Hartley L, Fleay C. Refug. Surv. Q. 2017; 36(4): 45-63.

Copyright

(Copyright © 2017, Oxford University Press)

DOI

10.1093/rsq/hdx010

PMID

unavailable

Abstract

Industrialised countries have applied increasingly restrictive measures to deter people from seeking asylum. Drawing on in-depth interviews with 29 people seeking asylum living in the Australian community who arrived in Australia by boat, this article explores how restrictive policies, including delays in processing refugee claims and the denial of the right to work and access to basic standards of living, are experienced as fundamentally dehumanising. It also explores how interviewees negotiated this in ways that reasserted their humanity. Thematically, many of the responses mapped onto Haslam's "animalising" conceptualisations of dehumanisation in relation to being subject to restrictive policies.
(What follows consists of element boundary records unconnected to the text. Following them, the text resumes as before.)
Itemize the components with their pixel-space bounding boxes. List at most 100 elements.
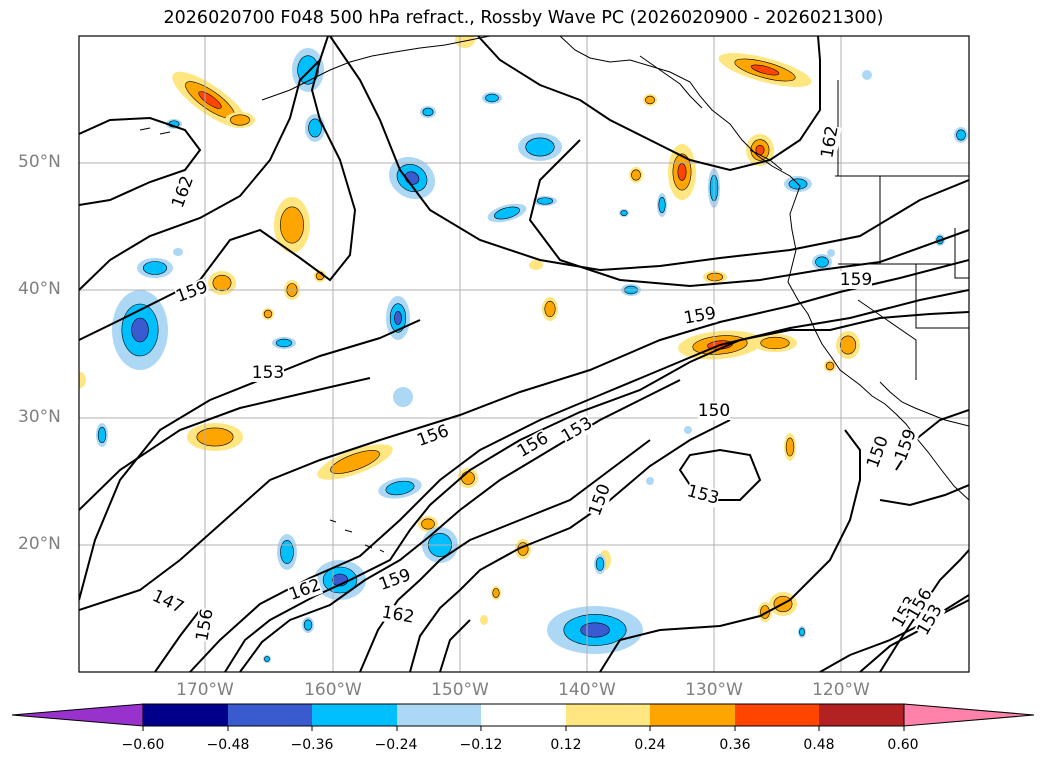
positive-anomaly-area <box>706 272 724 282</box>
colorbar-tick-label: 0.24 <box>634 737 666 753</box>
negative-anomaly-area <box>536 197 554 205</box>
lat-label-30: 30°N <box>18 407 61 427</box>
contour-label: 159 <box>840 270 872 290</box>
colorbar-tick-label: 0.12 <box>550 737 582 753</box>
contour-label-bg <box>380 603 416 627</box>
colorbar-extend-max <box>903 703 1035 727</box>
lon-label-120w: 120°W <box>812 680 870 700</box>
lat-label-50: 50°N <box>18 152 61 172</box>
positive-anomaly-area <box>529 260 543 270</box>
contour-label: 150 <box>863 433 893 470</box>
positive-anomaly-area <box>544 300 556 318</box>
colorbar-tick-label: −0.36 <box>290 737 334 753</box>
contour-label-bg <box>514 429 552 461</box>
negative-anomaly-area <box>956 129 966 141</box>
contour-label: 156 <box>514 428 552 462</box>
colorbar-segment <box>397 704 481 726</box>
positive-anomaly-area <box>677 163 687 181</box>
colorbar-extend-min <box>11 703 144 727</box>
negative-anomaly-area <box>173 248 183 256</box>
contour-lines <box>79 36 969 672</box>
colorbar-segment <box>566 704 650 726</box>
colorbar-tick-label: −0.48 <box>206 737 250 753</box>
positive-anomaly-area <box>825 361 835 371</box>
lon-label-150w: 150°W <box>431 680 489 700</box>
colorbar-segment <box>143 704 228 726</box>
contour-label-bg <box>169 173 197 211</box>
contour-label: 162 <box>286 575 323 605</box>
negative-anomaly-area <box>131 317 149 343</box>
positive-anomaly-area <box>196 427 234 447</box>
lon-label-130w: 130°W <box>685 680 743 700</box>
contour-label-bg <box>558 414 596 446</box>
colorbar-segment <box>650 704 735 726</box>
negative-anomaly-area <box>303 619 313 631</box>
positive-anomaly-area <box>785 437 795 457</box>
lat-label-40: 40°N <box>18 279 61 299</box>
map-title: 2026020700 F048 500 hPa refract., Rossby… <box>163 8 884 28</box>
negative-anomaly-area <box>143 261 168 275</box>
contour-label-bg <box>173 278 211 306</box>
negative-anomaly-area <box>264 656 270 662</box>
negative-anomaly-area <box>525 137 555 157</box>
contour-label-bg <box>892 426 920 464</box>
contour-label: 153 <box>685 481 722 509</box>
positive-anomaly-area <box>750 64 780 76</box>
lon-label-160w: 160°W <box>304 680 362 700</box>
positive-anomaly-area <box>198 91 222 109</box>
lon-label-140w: 140°W <box>558 680 616 700</box>
colorbar-tick-label: −0.12 <box>459 737 503 753</box>
contour-label: 159 <box>891 426 921 463</box>
positive-anomaly-area <box>421 518 435 530</box>
positive-anomaly-area <box>631 169 641 181</box>
contour-label-bg <box>685 482 721 508</box>
graticule <box>79 36 969 672</box>
lat-label-20: 20°N <box>18 534 61 554</box>
negative-anomaly-area <box>394 311 402 325</box>
colorbar-segment <box>312 704 397 726</box>
negative-anomaly-area <box>827 249 835 257</box>
negative-anomaly-area <box>393 387 413 407</box>
contour-label: 150 <box>585 481 615 518</box>
contour-label-bg <box>376 566 414 594</box>
contour-label-bg <box>149 587 187 617</box>
colorbar-segment <box>819 704 904 726</box>
contour-label-bg <box>904 585 936 623</box>
negative-anomaly-area <box>275 338 293 348</box>
positive-anomaly-area <box>645 95 655 105</box>
contour-label-bg <box>286 576 324 604</box>
negative-anomaly-area <box>658 196 666 214</box>
contour-label-bg <box>193 607 217 643</box>
contour-label-bg <box>698 402 730 420</box>
negative-anomaly-area <box>494 206 520 220</box>
negative-anomaly-area <box>815 256 829 268</box>
negative-anomaly-area <box>684 426 692 434</box>
negative-anomaly-area <box>580 622 610 638</box>
contour-label-bg <box>840 271 872 289</box>
negative-anomaly-area <box>862 70 872 80</box>
contour-label: 162 <box>817 124 842 159</box>
negative-anomaly-area <box>280 539 294 564</box>
positive-anomaly-area <box>461 471 475 485</box>
positive-anomaly-area <box>263 309 273 319</box>
contour-label: 156 <box>414 421 451 451</box>
contour-label: 156 <box>192 607 217 642</box>
positive-anomaly-area <box>229 114 251 126</box>
negative-anomaly-area <box>97 426 107 444</box>
positive-anomaly-area <box>839 335 857 355</box>
negative-anomaly-area <box>646 477 654 485</box>
contour-label-bg <box>682 304 718 328</box>
negative-anomaly-area <box>485 93 499 103</box>
colorbar-tick-label: −0.60 <box>121 737 165 753</box>
negative-anomaly-area <box>385 480 415 496</box>
contour-label-bg <box>586 481 614 519</box>
contour-label-bg <box>252 364 284 382</box>
positive-anomaly-area <box>492 588 500 598</box>
coastlines <box>139 36 969 553</box>
contour-label-bg <box>864 433 892 471</box>
negative-anomaly-area <box>308 118 322 138</box>
contour-label: 150 <box>698 401 730 421</box>
contour-label: 147 <box>149 586 187 618</box>
colorbar-segment <box>228 704 312 726</box>
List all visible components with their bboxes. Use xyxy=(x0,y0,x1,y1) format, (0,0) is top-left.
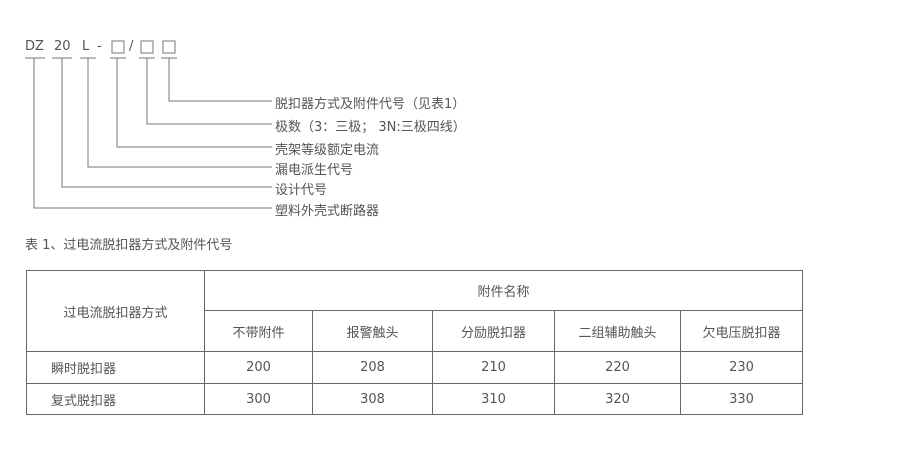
col-header: 二组辅助触头 xyxy=(554,310,681,352)
cell: 200 xyxy=(204,351,313,384)
code-slash: / xyxy=(129,39,134,54)
cell: 208 xyxy=(312,351,433,384)
code-dash: - xyxy=(97,39,102,54)
cell: 320 xyxy=(554,383,681,415)
code-l: L xyxy=(82,39,90,54)
group-header: 附件名称 xyxy=(204,270,803,311)
code-dz: DZ xyxy=(25,39,44,54)
table-row: 复式脱扣器 300 308 310 320 330 xyxy=(26,383,803,415)
cell: 330 xyxy=(680,383,803,415)
legend-leakage: 漏电派生代号 xyxy=(275,163,354,178)
row-label: 瞬时脱扣器 xyxy=(26,351,205,384)
legend-frame-current: 壳架等级额定电流 xyxy=(275,143,380,158)
cell: 220 xyxy=(554,351,681,384)
row-header: 过电流脱扣器方式 xyxy=(26,270,205,352)
legend-poles: 极数（3：三极； 3N:三极四线） xyxy=(275,120,466,135)
cell: 210 xyxy=(432,351,555,384)
legend-trip-accessory: 脱扣器方式及附件代号（见表1） xyxy=(275,97,466,112)
table-row: 瞬时脱扣器 200 208 210 220 230 xyxy=(26,351,803,384)
trip-accessory-table: 过电流脱扣器方式 附件名称 不带附件 报警触头 分励脱扣器 二组辅助触头 欠电压… xyxy=(26,270,803,415)
legend-mccb: 塑料外壳式断路器 xyxy=(275,204,380,219)
table-caption: 表 1、过电流脱扣器方式及附件代号 xyxy=(25,238,233,253)
cell: 230 xyxy=(680,351,803,384)
row-label: 复式脱扣器 xyxy=(26,383,205,415)
col-header: 欠电压脱扣器 xyxy=(680,310,803,352)
col-header: 不带附件 xyxy=(204,310,313,352)
legend-design: 设计代号 xyxy=(275,183,328,198)
cell: 300 xyxy=(204,383,313,415)
col-header: 报警触头 xyxy=(312,310,433,352)
cell: 310 xyxy=(432,383,555,415)
col-header: 分励脱扣器 xyxy=(432,310,555,352)
cell: 308 xyxy=(312,383,433,415)
code-20: 20 xyxy=(54,39,71,54)
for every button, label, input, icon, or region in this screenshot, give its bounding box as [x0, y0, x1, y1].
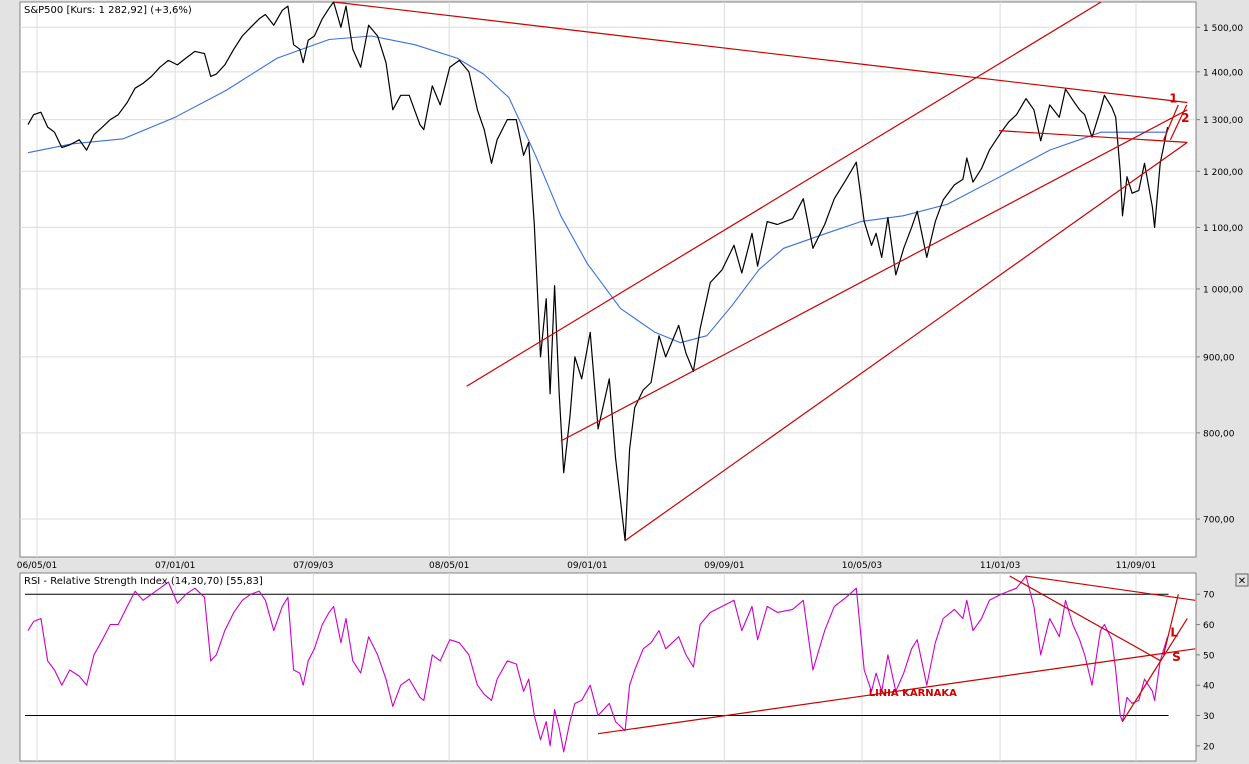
price-y-tick-label: 1 500,00 — [1203, 24, 1243, 34]
rsi-trendline — [1025, 575, 1196, 601]
rsi-y-tick-label: 30 — [1203, 712, 1215, 722]
close-icon: ✕ — [1238, 576, 1246, 587]
price-panel: 700,00 800,00 900,00 1 000,00 1 100,00 1 200,… — [17, 1, 1243, 571]
price-x-tick-label: 07/09/03 — [293, 561, 333, 571]
rsi-grid — [36, 573, 1137, 761]
price-trendline — [560, 109, 1188, 442]
price-x-tick-label: 08/05/01 — [429, 561, 469, 571]
price-y-tick-label: 700,00 — [1203, 516, 1235, 526]
rsi-annotations: LINIA KARNAKA LS — [869, 626, 1181, 699]
price-y-tick-label: 1 400,00 — [1203, 68, 1243, 78]
rsi-y-tick-label: 50 — [1203, 651, 1215, 661]
moving-average-line — [27, 35, 1168, 344]
rsi-annotation: L — [1170, 626, 1178, 640]
rsi-reference-lines — [25, 593, 1169, 717]
rsi-series — [27, 575, 1169, 753]
price-annotations: 12 — [1169, 91, 1189, 125]
price-y-tick-label: 900,00 — [1203, 353, 1235, 363]
price-trendline — [998, 130, 1188, 143]
price-y-tick-label: 1 000,00 — [1203, 285, 1243, 295]
price-x-tick-label: 06/05/01 — [17, 561, 57, 571]
rsi-y-tick-label: 20 — [1203, 742, 1215, 752]
price-trendline — [466, 1, 1102, 387]
price-annotation: 1 — [1169, 91, 1177, 105]
price-x-tick-label: 07/01/01 — [155, 561, 195, 571]
price-plot-background — [19, 1, 1197, 558]
rsi-chart-title: RSI - Relative Strength Index (14,30,70)… — [24, 576, 263, 587]
price-line — [27, 1, 1169, 542]
rsi-annotation: LINIA KARNAKA — [869, 688, 957, 699]
price-trendline — [1169, 104, 1188, 141]
price-chart-title: S&P500 [Kurs: 1 282,92] (+3,6%) — [24, 5, 192, 16]
price-x-tick-label: 11/01/03 — [980, 561, 1020, 571]
price-y-tick-label: 1 200,00 — [1203, 168, 1243, 178]
close-button-frame — [1235, 573, 1249, 587]
price-y-tick-label: 800,00 — [1203, 429, 1235, 439]
price-annotation: 2 — [1181, 111, 1189, 125]
price-trendlines — [333, 1, 1188, 542]
price-y-axis: 700,00 800,00 900,00 1 000,00 1 100,00 1 200,… — [1196, 24, 1243, 526]
price-trendline — [333, 1, 1188, 104]
moving-average-series — [27, 35, 1168, 344]
price-x-axis: 06/05/01 07/01/01 07/09/03 08/05/01 09/01/01… — [17, 561, 1156, 571]
rsi-trendline — [1163, 594, 1179, 656]
price-trendline — [1163, 104, 1179, 141]
rsi-panel: 20 30 40 50 60 70 LINIA KARNAKA LS RSI - Relat… — [19, 572, 1215, 762]
price-x-tick-label: 09/01/01 — [567, 561, 607, 571]
rsi-y-tick-label: 70 — [1203, 591, 1215, 601]
price-x-tick-label: 11/09/01 — [1116, 561, 1156, 571]
price-series — [27, 1, 1169, 542]
rsi-trendline — [1121, 618, 1188, 722]
rsi-trendline — [597, 648, 1196, 735]
price-y-tick-label: 1 100,00 — [1203, 224, 1243, 234]
rsi-line — [27, 575, 1169, 753]
close-panel-button[interactable]: ✕ — [1235, 573, 1249, 587]
price-x-tick-label: 09/09/01 — [704, 561, 744, 571]
rsi-annotation: S — [1172, 650, 1181, 664]
rsi-y-tick-label: 60 — [1203, 621, 1215, 631]
rsi-trendline — [1009, 575, 1162, 662]
rsi-trendlines — [597, 575, 1196, 735]
price-y-tick-label: 1 300,00 — [1203, 116, 1243, 126]
price-grid — [20, 2, 1196, 557]
price-trendline — [624, 141, 1188, 542]
price-x-tick-label: 10/05/03 — [842, 561, 882, 571]
rsi-y-tick-label: 40 — [1203, 682, 1215, 692]
rsi-y-axis: 20 30 40 50 60 70 — [1196, 591, 1215, 752]
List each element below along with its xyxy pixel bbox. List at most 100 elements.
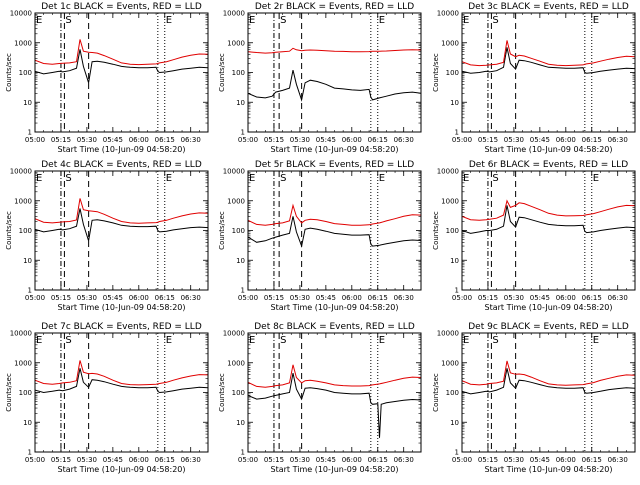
series-line-lld <box>35 360 208 386</box>
x-tick-label: 05:30 <box>504 136 524 144</box>
series-line-events <box>248 69 421 102</box>
x-tick-label: 05:30 <box>504 294 524 302</box>
series-line-events <box>35 49 208 83</box>
y-tick-label: 1000 <box>227 359 245 367</box>
y-tick-label: 100 <box>232 389 245 397</box>
chart-title: Det 2r BLACK = Events, RED = LLD <box>255 2 414 12</box>
series-line-events <box>248 216 421 248</box>
marker-label: E <box>36 173 42 184</box>
marker-label: S <box>492 15 498 26</box>
marker-label: E <box>249 15 255 26</box>
x-tick-label: 06:00 <box>342 456 362 464</box>
y-tick-label: 100 <box>19 69 32 77</box>
x-tick-label: 05:30 <box>77 456 97 464</box>
marker-label: E <box>593 15 599 26</box>
x-tick-label: 05:15 <box>264 456 284 464</box>
y-axis-label: Counts/sec <box>5 211 13 250</box>
x-tick-label: 05:00 <box>452 456 472 464</box>
x-tick-label: 05:30 <box>290 294 310 302</box>
y-tick-label: 1 <box>455 287 459 295</box>
x-axis-label: Start Time (10-Jun-09 04:58:20) <box>58 465 186 474</box>
y-tick-label: 100 <box>19 227 32 235</box>
y-tick-label: 1 <box>455 449 459 457</box>
y-tick-label: 100 <box>446 227 459 235</box>
x-tick-label: 05:15 <box>264 136 284 144</box>
series-line-events <box>462 47 635 74</box>
y-tick-label: 100 <box>446 69 459 77</box>
chart-title: Det 4c BLACK = Events, RED = LLD <box>41 160 202 170</box>
y-axis-label: Counts/sec <box>5 53 13 92</box>
x-tick-label: 06:15 <box>368 294 388 302</box>
x-tick-label: 05:45 <box>530 294 550 302</box>
plot-frame <box>34 12 209 133</box>
x-tick-label: 06:15 <box>155 456 175 464</box>
series-line-lld <box>248 47 421 54</box>
y-tick-label: 10000 <box>10 10 32 18</box>
x-tick-label: 06:30 <box>394 136 414 144</box>
x-tick-label: 05:00 <box>238 456 258 464</box>
plot-frame <box>461 332 636 453</box>
x-tick-label: 06:15 <box>582 456 602 464</box>
chart-title: Det 3c BLACK = Events, RED = LLD <box>468 2 629 12</box>
x-tick-label: 05:15 <box>51 294 71 302</box>
x-tick-label: 05:00 <box>452 136 472 144</box>
x-tick-label: 05:15 <box>478 456 498 464</box>
marker-label: E <box>36 15 42 26</box>
y-axis-label: Counts/sec <box>218 373 226 412</box>
x-tick-label: 06:15 <box>155 294 175 302</box>
chart-panel-4: Det 4c BLACK = Events, RED = LLD Counts/s… <box>5 160 209 312</box>
y-axis-label: Counts/sec <box>218 211 226 250</box>
y-tick-label: 10 <box>23 99 32 107</box>
chart-panel-1: Det 1c BLACK = Events, RED = LLD Counts/s… <box>5 2 209 154</box>
x-axis-label: Start Time (10-Jun-09 04:58:20) <box>485 145 613 154</box>
x-tick-label: 05:45 <box>103 294 123 302</box>
chart-panel-6: Det 6r BLACK = Events, RED = LLD Counts/s… <box>432 160 636 312</box>
x-tick-label: 06:30 <box>181 294 201 302</box>
x-tick-label: 05:00 <box>238 294 258 302</box>
marker-label: S <box>492 335 498 346</box>
x-tick-label: 06:15 <box>582 136 602 144</box>
x-tick-label: 05:15 <box>51 456 71 464</box>
chart-title: Det 5r BLACK = Events, RED = LLD <box>255 160 414 170</box>
y-tick-label: 10 <box>236 257 245 265</box>
marker-label: S <box>65 335 71 346</box>
marker-label: E <box>463 335 469 346</box>
series-line-lld <box>248 203 421 226</box>
x-axis-label: Start Time (10-Jun-09 04:58:20) <box>58 145 186 154</box>
y-tick-label: 10 <box>23 257 32 265</box>
y-tick-label: 10 <box>23 419 32 427</box>
y-tick-label: 100 <box>232 69 245 77</box>
y-tick-label: 1 <box>241 129 245 137</box>
chart-panel-8: Det 8c BLACK = Events, RED = LLD Counts/s… <box>218 322 422 474</box>
x-tick-label: 05:45 <box>103 136 123 144</box>
y-tick-label: 1 <box>241 449 245 457</box>
marker-label: E <box>166 173 172 184</box>
x-tick-label: 05:15 <box>478 136 498 144</box>
y-tick-label: 10 <box>236 419 245 427</box>
series-line-lld <box>248 364 421 388</box>
y-tick-label: 1000 <box>441 359 459 367</box>
x-tick-label: 05:15 <box>264 294 284 302</box>
series-line-events <box>248 372 421 438</box>
y-tick-label: 10 <box>450 419 459 427</box>
marker-label: E <box>249 173 255 184</box>
x-axis-label: Start Time (10-Jun-09 04:58:20) <box>485 465 613 474</box>
y-tick-label: 1 <box>28 449 32 457</box>
y-tick-label: 100 <box>232 227 245 235</box>
x-tick-label: 06:00 <box>342 136 362 144</box>
marker-label: S <box>492 173 498 184</box>
x-tick-label: 06:30 <box>181 136 201 144</box>
chart-title: Det 8c BLACK = Events, RED = LLD <box>254 322 415 332</box>
chart-title: Det 7c BLACK = Events, RED = LLD <box>41 322 202 332</box>
y-axis-label: Counts/sec <box>5 373 13 412</box>
x-axis-label: Start Time (10-Jun-09 04:58:20) <box>485 303 613 312</box>
x-tick-label: 05:45 <box>316 456 336 464</box>
x-tick-label: 05:30 <box>77 294 97 302</box>
x-tick-label: 06:30 <box>394 294 414 302</box>
marker-label: E <box>463 173 469 184</box>
chart-title: Det 9c BLACK = Events, RED = LLD <box>468 322 629 332</box>
x-tick-label: 06:00 <box>129 456 149 464</box>
x-tick-label: 05:00 <box>452 294 472 302</box>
Despite the conditions in the community being described as dehumanising, many interviewees were also working hard to find action-orientated activities that were affordable in order to regain a sense of control and independence over their daily lives, such as accessing education and building social connections with others. A number of interviewees also appealed to human rights via speech when describing dehumanising treatments, in effect realigning themselves as humans deserving of rights. Implications for understandings of dehumanisation and for Australia's asylum-seeker policies are discussed.